Here’s the thing: the bridge Jesus built doesn’t just span the gap between you and God in this life. It spans the gap between this life and the next. When Jesus rose from the grave on Easter morning, he didn’t just prove that the cross worked. He built a bridge into eternity. He opened a door that death had sealed shut. And he said: everyone who follows me gets to walk through it.
Think about it like this. It’s like someone exploring a cave and finding a passage that leads to the other side of a mountain. Nobody knew the passage existed. Nobody had ever been through it. But this one person went in, came out the other side, and then came back to tell everyone: there’s a way through. Follow me. I know the path.
That’s what Jesus did. He went through death. He came out the other side. And he came back to tell us: there’s a way through. And I am that way.
The resurrection isn’t just a historical event that happened two thousand years ago. It’s a present reality that changes how you live today. Because if death isn’t final—if the grave isn’t the end—then everything shifts. Your fears shift. Your priorities shift. Your definition of success shifts. You stop living like this life is all there is, and you start living like there’s something on the other side.
Did you notice Jesus says “whoever lives by believing in me will never die”? He’s not saying your body won’t stop functioning. He’s saying the real you—your soul, your identity, the core of who you are—will never cease to exist. Physical death is a doorway, not a dead end. And on the other side of that doorway is the God who built the bridge to get you there.
Think about it like this. It’s like graduating from school. You leave one building. You walk across a stage. And you enter a completely new chapter. It’s not the end of you. It’s the beginning of something bigger. Death, for the person who has crossed the bridge, is a graduation. It’s a transition. It’s moving from the temporary to the permanent. From the shadow to the substance.

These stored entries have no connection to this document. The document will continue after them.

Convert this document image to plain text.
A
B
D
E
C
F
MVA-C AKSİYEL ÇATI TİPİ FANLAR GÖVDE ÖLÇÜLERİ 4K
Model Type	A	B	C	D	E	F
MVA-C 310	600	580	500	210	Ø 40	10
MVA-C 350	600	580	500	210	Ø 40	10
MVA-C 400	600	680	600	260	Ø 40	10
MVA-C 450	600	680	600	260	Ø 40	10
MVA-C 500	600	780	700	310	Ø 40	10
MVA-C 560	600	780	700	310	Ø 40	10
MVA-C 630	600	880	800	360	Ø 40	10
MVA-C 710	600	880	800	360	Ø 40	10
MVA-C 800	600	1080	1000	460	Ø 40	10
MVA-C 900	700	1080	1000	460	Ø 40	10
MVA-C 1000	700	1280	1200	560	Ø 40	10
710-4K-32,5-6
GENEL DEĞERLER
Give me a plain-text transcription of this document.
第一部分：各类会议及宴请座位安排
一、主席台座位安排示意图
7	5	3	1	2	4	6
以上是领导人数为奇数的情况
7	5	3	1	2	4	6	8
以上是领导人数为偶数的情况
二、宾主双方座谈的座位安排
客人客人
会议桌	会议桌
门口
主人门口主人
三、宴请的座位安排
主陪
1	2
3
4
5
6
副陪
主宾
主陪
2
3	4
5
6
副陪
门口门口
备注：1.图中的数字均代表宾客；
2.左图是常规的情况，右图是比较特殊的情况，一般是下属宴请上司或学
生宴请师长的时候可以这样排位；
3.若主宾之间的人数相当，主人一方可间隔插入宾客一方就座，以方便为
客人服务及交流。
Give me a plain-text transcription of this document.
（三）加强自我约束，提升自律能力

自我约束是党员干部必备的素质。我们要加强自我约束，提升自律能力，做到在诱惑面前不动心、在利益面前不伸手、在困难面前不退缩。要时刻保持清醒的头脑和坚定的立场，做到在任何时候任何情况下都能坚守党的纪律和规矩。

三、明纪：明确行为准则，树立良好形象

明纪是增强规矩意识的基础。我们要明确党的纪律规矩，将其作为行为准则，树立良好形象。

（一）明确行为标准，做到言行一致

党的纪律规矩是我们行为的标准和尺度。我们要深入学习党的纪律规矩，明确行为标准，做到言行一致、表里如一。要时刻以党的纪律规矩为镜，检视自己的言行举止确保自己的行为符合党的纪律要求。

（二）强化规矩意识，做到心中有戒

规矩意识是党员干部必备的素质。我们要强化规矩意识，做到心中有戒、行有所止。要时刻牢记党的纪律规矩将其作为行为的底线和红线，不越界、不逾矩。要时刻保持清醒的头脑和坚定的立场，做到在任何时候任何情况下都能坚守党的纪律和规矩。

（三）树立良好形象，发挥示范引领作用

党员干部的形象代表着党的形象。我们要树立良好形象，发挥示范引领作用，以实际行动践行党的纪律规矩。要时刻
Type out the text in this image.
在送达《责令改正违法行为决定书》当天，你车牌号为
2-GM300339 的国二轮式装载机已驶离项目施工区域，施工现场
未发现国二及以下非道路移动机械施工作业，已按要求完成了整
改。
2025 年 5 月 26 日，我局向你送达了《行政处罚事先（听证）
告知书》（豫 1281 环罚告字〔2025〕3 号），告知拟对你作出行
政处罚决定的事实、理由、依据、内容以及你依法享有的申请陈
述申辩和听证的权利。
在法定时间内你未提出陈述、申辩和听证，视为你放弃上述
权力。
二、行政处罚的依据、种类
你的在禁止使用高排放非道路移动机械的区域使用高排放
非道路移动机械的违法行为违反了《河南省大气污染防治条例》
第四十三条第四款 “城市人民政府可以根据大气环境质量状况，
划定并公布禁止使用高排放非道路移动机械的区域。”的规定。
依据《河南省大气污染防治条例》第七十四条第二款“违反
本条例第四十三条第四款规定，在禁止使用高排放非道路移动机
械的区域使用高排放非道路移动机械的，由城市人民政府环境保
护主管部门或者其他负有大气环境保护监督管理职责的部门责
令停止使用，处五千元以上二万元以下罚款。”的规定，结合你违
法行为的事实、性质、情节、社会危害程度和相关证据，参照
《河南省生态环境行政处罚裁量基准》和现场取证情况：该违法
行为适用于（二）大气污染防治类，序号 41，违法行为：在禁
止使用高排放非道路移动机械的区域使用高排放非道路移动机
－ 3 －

The same power that resurrected Jesus will resurrect you. His body on Easter morning was a prototype. A preview. A sneak peek at what’s coming for everyone who has crossed the bridge. A new body. A new reality. A life that doesn’t end. Jesus had a resurrected body that could eat fish, could be touched, could walk through walls. It was physical and yet somehow more than physical. And that’s what’s waiting for you on the other side of the bridge.
It’s been said that the Christian doesn’t grieve without hope. We grieve. The loss is real. The pain is real. But the hope is realer. Because we’ve seen the bridge. We’ve watched someone cross the chasm of death and come back to tell us: it holds. It’s solid. You can trust it.
So here’s where this whole week lands. There was a gap between you and God. He built a bridge. The bridge is Jesus—his death, his resurrection, his righteousness. You don’t have to build your own. You just have to cross his. And when you do, everything changes. Now. And forever.
The bridge is a cross. And you have a bridge to cross. Do you believe this?
Apply
Live today like someone who’s already crossed the bridge. Not in fear of death, but in the confidence of resurrection. Have one honest conversation this week about eternity with someone you love. Not a sermon. Just a conversation. Share what the bridge means to you.
Pray
Jesus, you are the resurrection and the life. I believe it. Not just in my head, but in my heart. Thank you for building the bridge—not just between me and God, but between this life and the next. I’m not afraid of the chasm anymore because you’ve already crossed it. Help me live with that confidence today and every day. In Jesus’ name. Amen.